L’industrie ferroviaire française, la troisième dans le monde après la Chine et l'Allemagne, est aujourd'hui à la croisée des chemins, confrontée à un ensemble de signes et d'événements mondiaux et nationaux signifiants. "A l'international, nous assistons à l'accélération de l'offensive asiatique, notamment japonaise (implantation de Hitachi au Royaume Uni) et chinoise (formation d'un véritable mastodonte du ferroviaire par la fusion de CNR et de son rival CSR), et à l'émergence de nouveaux acteurs" ; explique Jean-Pierre Audoux, directeur général de la FIF (Fédération des industries ferroviaires).
Résultat : les trois grands constructeurs "historiques", Alstom, Siemens et Bombardier, sont "pris en tenaille entre ces concurrents asiatiques et certains constructeurs européens, de taille certes plus modeste mais très dynamiques, comme le Suisse Stadler, les Espagnols Caf et Talgo, et les Polonais Pesa et Solaris".
Retournement de politique
C’est au niveau national que l'alerte est la plus chaude, avec notamment l’écroulement des plans de charge dès l’horizon 2016 pour les matériels roulants. Bien sûr, on peut invoquer la crise économique et le tarissement des financements publics, mais l'inquiétude vient surtout de la conjugaison de mesures structurelles prises (ou non prises) par le gouvernement (abandon de l'écotaxe, suppression de la taxe professionnelle qui finance les Régions, ouverture à la concurrence des autocars...), mesures toutes extrêmement défavorables au ferroviaire, déjà fortement concurrencé par l'avion et la route (dont fait nouveau le covoiturage). "C’est un retournement complet 5 ans après le Grenelle et particulièrement brutal de la part des pouvoirs publics", estime Jean-Pierre Audoux. "Après avoir prôné le ferroviaire comme solution d'avenir, notamment du point de vue environnemental, on se tourne, aujourd'hui, vers une approche de rentabilité à court terme où le ferroviaire est sacrifié sur l'autel de l’alternalité en ne tenant aucun compte des répercussions globales en termes d'emplois et de coûts induits pour le citoyen-contribuable."

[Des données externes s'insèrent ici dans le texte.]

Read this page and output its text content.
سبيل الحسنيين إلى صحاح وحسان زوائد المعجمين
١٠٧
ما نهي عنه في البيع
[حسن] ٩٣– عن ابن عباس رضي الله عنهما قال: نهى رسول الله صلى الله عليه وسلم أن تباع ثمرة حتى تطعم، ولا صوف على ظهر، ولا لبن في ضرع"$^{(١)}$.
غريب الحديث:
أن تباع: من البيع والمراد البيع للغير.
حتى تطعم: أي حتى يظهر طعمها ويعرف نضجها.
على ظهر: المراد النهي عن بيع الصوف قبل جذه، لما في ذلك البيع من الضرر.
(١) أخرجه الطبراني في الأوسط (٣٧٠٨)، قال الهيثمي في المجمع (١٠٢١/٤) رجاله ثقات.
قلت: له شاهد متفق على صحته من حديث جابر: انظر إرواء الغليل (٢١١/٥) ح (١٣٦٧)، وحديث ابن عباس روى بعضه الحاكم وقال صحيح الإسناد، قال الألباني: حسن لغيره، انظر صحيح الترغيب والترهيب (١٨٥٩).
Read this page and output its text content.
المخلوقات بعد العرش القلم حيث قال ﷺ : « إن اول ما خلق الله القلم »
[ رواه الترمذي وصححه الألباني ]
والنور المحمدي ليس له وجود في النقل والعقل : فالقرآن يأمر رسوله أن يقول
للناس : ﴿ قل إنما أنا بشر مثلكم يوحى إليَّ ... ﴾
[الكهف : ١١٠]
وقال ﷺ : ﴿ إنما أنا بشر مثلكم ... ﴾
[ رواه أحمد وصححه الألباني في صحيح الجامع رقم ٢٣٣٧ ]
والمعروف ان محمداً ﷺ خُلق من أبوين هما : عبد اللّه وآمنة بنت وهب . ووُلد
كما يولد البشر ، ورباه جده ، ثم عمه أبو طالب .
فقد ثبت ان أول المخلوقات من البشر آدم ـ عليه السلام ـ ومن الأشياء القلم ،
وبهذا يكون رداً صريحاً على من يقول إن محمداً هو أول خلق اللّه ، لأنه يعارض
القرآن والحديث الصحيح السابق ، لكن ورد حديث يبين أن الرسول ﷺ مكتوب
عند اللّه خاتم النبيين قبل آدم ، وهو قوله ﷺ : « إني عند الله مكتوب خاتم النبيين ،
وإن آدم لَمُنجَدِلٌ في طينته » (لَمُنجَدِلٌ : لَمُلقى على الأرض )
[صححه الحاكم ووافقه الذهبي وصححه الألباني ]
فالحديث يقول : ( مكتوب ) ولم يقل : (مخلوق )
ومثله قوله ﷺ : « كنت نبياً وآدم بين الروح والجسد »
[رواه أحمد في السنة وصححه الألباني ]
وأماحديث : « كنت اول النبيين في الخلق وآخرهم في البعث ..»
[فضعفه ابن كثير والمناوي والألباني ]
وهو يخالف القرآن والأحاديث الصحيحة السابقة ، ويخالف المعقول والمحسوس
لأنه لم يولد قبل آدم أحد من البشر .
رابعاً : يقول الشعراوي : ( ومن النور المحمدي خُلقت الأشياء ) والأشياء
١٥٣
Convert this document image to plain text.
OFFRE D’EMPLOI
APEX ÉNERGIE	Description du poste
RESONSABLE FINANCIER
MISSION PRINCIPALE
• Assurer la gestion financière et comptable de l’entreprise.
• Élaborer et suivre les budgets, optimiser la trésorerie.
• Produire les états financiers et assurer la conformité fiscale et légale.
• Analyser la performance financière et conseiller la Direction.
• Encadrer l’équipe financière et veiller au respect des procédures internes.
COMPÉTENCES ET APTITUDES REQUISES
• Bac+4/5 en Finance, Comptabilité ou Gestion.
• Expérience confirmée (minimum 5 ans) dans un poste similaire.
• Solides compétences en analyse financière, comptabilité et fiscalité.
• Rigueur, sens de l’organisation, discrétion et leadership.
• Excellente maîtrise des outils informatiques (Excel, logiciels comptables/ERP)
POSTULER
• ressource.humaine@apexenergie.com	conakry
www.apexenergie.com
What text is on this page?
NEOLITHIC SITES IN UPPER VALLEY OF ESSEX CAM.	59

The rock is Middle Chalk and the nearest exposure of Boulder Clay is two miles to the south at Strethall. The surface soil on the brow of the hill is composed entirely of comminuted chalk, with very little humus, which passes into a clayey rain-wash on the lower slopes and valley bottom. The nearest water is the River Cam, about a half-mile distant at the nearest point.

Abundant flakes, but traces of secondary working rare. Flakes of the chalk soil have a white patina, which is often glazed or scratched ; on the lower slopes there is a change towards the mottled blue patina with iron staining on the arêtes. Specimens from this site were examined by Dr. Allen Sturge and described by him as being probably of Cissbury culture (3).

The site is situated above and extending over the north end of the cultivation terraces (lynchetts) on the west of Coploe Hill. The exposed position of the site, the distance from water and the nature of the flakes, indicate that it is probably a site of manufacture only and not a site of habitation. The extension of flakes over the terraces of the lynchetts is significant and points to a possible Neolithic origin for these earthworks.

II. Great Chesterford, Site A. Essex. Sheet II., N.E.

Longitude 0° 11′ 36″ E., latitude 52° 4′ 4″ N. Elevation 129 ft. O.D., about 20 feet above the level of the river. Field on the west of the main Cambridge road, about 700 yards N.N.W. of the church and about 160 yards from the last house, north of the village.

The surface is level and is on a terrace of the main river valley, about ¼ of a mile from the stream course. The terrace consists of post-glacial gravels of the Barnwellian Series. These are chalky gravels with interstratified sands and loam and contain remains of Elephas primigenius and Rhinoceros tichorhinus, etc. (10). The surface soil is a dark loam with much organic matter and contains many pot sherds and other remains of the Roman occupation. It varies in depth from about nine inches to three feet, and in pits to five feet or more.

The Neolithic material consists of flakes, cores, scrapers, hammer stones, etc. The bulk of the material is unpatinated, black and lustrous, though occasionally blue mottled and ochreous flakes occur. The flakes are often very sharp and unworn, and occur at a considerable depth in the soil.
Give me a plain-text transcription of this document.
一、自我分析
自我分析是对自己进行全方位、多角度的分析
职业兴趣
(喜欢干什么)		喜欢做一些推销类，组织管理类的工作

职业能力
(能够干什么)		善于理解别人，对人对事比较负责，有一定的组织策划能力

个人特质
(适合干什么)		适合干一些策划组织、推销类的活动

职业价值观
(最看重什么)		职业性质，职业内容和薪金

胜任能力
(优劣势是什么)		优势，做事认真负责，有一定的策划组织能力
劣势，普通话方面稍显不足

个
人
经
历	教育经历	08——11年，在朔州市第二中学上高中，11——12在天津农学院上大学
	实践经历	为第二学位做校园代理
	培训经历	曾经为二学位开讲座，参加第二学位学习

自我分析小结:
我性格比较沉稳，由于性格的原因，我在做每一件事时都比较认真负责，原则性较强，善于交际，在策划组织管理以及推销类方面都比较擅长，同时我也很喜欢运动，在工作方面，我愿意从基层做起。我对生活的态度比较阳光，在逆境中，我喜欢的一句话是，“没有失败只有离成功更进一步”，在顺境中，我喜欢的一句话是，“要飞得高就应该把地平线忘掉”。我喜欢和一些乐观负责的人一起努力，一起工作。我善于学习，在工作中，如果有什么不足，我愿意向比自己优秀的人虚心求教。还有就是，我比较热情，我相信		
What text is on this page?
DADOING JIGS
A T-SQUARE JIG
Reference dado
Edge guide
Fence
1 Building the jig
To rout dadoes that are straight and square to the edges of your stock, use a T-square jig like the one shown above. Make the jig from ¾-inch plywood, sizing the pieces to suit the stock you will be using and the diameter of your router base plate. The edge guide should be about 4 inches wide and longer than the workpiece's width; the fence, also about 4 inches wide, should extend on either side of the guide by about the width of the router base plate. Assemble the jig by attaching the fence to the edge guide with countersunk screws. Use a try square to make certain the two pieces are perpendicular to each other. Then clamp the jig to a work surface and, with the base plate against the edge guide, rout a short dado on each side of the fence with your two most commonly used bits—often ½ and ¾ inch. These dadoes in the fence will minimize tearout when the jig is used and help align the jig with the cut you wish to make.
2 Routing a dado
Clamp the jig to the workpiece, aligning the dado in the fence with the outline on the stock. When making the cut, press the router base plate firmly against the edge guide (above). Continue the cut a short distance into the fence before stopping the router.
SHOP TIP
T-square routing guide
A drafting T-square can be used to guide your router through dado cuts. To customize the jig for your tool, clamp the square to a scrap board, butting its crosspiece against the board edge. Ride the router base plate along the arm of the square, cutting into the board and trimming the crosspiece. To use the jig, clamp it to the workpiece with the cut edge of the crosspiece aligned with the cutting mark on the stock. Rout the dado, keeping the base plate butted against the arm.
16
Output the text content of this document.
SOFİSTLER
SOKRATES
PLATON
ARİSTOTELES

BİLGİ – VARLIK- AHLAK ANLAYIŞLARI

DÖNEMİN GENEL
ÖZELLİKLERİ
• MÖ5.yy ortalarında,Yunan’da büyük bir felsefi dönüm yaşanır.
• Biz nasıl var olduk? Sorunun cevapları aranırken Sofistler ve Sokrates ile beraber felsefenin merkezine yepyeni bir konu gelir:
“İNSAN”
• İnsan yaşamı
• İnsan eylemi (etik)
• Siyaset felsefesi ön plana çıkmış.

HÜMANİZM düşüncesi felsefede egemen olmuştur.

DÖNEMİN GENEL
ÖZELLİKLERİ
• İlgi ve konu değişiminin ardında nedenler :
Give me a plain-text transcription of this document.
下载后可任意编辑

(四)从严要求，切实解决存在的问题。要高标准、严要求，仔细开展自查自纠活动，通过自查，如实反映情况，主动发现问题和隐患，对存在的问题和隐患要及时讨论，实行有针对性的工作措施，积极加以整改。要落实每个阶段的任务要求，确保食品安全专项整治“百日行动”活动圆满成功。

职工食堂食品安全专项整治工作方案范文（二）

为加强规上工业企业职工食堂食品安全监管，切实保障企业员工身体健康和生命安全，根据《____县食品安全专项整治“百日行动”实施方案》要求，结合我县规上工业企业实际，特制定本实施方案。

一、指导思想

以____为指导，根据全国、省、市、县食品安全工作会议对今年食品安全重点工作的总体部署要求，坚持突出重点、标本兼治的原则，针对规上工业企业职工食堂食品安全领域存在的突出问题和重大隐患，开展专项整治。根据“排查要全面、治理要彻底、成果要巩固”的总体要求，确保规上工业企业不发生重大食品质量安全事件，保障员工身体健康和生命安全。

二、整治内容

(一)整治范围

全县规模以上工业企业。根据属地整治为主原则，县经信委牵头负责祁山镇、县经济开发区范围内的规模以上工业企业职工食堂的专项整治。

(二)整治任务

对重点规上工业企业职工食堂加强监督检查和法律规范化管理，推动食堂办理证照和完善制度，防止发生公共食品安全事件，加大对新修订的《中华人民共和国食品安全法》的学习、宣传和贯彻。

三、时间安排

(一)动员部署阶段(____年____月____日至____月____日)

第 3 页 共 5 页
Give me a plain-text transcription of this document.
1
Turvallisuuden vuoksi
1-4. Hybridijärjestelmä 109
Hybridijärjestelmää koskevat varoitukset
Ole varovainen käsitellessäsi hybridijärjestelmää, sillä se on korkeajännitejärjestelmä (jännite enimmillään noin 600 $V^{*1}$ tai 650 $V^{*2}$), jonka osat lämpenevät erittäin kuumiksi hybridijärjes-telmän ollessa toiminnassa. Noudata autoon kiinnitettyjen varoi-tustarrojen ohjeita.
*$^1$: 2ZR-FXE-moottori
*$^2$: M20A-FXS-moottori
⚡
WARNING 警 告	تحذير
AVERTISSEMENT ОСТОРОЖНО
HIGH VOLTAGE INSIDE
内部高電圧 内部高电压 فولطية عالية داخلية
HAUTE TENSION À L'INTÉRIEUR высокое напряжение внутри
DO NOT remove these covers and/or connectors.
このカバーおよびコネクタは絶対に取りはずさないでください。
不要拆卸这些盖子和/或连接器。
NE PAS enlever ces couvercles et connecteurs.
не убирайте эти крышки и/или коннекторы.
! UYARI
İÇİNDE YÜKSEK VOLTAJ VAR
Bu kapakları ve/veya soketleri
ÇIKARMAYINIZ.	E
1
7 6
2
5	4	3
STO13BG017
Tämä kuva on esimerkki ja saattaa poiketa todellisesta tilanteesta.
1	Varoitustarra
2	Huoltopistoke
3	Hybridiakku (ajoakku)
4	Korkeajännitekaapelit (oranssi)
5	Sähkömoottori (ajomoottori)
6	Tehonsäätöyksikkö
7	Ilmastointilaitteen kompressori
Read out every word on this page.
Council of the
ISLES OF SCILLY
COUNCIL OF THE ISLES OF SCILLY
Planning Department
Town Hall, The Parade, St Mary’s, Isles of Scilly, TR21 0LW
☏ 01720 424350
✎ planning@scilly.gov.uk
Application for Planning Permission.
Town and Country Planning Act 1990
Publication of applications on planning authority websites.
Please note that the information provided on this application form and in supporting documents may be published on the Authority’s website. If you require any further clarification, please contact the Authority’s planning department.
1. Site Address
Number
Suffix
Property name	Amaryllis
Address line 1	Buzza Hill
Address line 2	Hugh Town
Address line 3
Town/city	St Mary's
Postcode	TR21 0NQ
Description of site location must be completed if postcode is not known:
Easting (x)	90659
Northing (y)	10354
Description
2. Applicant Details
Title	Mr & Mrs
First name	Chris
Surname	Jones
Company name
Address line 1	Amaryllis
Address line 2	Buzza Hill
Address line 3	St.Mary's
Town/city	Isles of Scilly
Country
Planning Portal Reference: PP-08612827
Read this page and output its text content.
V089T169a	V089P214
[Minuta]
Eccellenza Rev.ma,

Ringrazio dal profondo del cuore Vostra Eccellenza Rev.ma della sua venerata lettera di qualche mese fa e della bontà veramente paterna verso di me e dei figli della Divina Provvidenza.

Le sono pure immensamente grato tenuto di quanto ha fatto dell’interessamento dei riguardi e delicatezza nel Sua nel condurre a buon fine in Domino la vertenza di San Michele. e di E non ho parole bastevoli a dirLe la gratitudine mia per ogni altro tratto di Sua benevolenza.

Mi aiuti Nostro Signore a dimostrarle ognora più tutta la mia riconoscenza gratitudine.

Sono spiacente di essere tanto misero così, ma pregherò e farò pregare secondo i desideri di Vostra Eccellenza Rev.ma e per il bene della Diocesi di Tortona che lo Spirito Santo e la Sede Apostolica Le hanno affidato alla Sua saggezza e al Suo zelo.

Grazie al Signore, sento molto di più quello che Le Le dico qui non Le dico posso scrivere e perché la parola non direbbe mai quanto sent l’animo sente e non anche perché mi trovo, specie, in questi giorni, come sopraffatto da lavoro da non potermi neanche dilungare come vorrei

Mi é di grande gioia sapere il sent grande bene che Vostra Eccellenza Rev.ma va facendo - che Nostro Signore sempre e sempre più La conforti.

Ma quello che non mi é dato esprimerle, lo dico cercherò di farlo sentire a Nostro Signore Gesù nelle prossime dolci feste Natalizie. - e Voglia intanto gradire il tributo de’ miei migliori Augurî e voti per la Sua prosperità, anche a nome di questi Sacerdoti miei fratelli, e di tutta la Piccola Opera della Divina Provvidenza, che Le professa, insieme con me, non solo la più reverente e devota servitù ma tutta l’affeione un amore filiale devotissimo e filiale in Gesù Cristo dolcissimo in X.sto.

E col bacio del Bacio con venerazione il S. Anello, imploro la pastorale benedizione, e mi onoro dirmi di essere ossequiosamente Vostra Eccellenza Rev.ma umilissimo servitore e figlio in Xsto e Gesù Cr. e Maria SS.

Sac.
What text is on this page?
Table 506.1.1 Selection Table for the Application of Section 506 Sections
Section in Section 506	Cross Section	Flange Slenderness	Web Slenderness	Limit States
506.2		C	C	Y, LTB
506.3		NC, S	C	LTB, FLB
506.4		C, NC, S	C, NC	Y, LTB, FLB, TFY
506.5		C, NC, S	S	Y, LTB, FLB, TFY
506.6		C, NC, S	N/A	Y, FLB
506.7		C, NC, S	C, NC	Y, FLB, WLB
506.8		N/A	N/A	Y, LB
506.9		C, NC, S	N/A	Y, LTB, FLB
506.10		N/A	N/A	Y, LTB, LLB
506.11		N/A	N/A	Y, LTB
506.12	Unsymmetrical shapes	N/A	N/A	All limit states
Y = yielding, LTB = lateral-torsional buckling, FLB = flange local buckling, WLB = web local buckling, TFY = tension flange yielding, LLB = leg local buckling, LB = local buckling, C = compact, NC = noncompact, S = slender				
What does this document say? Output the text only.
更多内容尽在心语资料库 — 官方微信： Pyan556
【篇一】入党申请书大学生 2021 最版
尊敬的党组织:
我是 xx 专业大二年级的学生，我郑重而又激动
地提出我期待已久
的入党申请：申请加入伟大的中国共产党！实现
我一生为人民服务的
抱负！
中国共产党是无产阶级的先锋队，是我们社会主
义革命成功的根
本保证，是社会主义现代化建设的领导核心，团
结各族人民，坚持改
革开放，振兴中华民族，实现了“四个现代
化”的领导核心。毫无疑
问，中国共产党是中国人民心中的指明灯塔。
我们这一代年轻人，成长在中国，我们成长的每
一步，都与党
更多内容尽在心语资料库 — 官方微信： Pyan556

Un triangle des Bermudes financier
De fait, notre système ferroviaire est financièrement "non pérenne". "Comme perdu dans un triangle des Bermudes financier ; le ferroviaire français cumule trois faiblesses majeures : un niveau de pertes alarmant, un endettement qui croît chaque année de 1,5 à 2Mds € et une consommation frénétique de subventions publiques - 14 Mois € par an aujourd’hui, » souligne Jean-Pierre Audoux. La FIF a analysé la situation par segments, en pointant du doigt les secteurs où les marchés sont les plus sous-exploités, en premier lieu le fret. "Le trafic fret stagne à 30 milliards de t-km par an dans notre pays, alors qu'après une forte baisse en 2009-2010, il est remonté à 110 milliards de t-km en Allemagne. Les besoins sont pourtant considérables. Une mesure prioritaire serait de doter enfin le fret ferroviaire de sillons incluant les lignes capillaires modernisées à priorité fret avec de meilleurs taux de réponse positive et des délais d'attribution très nettement réduits pour les demandeurs."
Un TGV exportable
Autres segments à "débrider" d'urgence, celui des TET (Intercités) ainsi que les investissements ferroviaires en région Ile-de-France, tant pour les matériels roulants et RER nouvelle génération que pour les infrastructures et la signalisation. Quant au TGV, la vitrine du savoir-faire ferroviaire français, tout doit être tenté pour éviter l'abandon de cette filière d'excellence. Une ardente obligation toutefois : que le TGV du futur soit bien "exportable".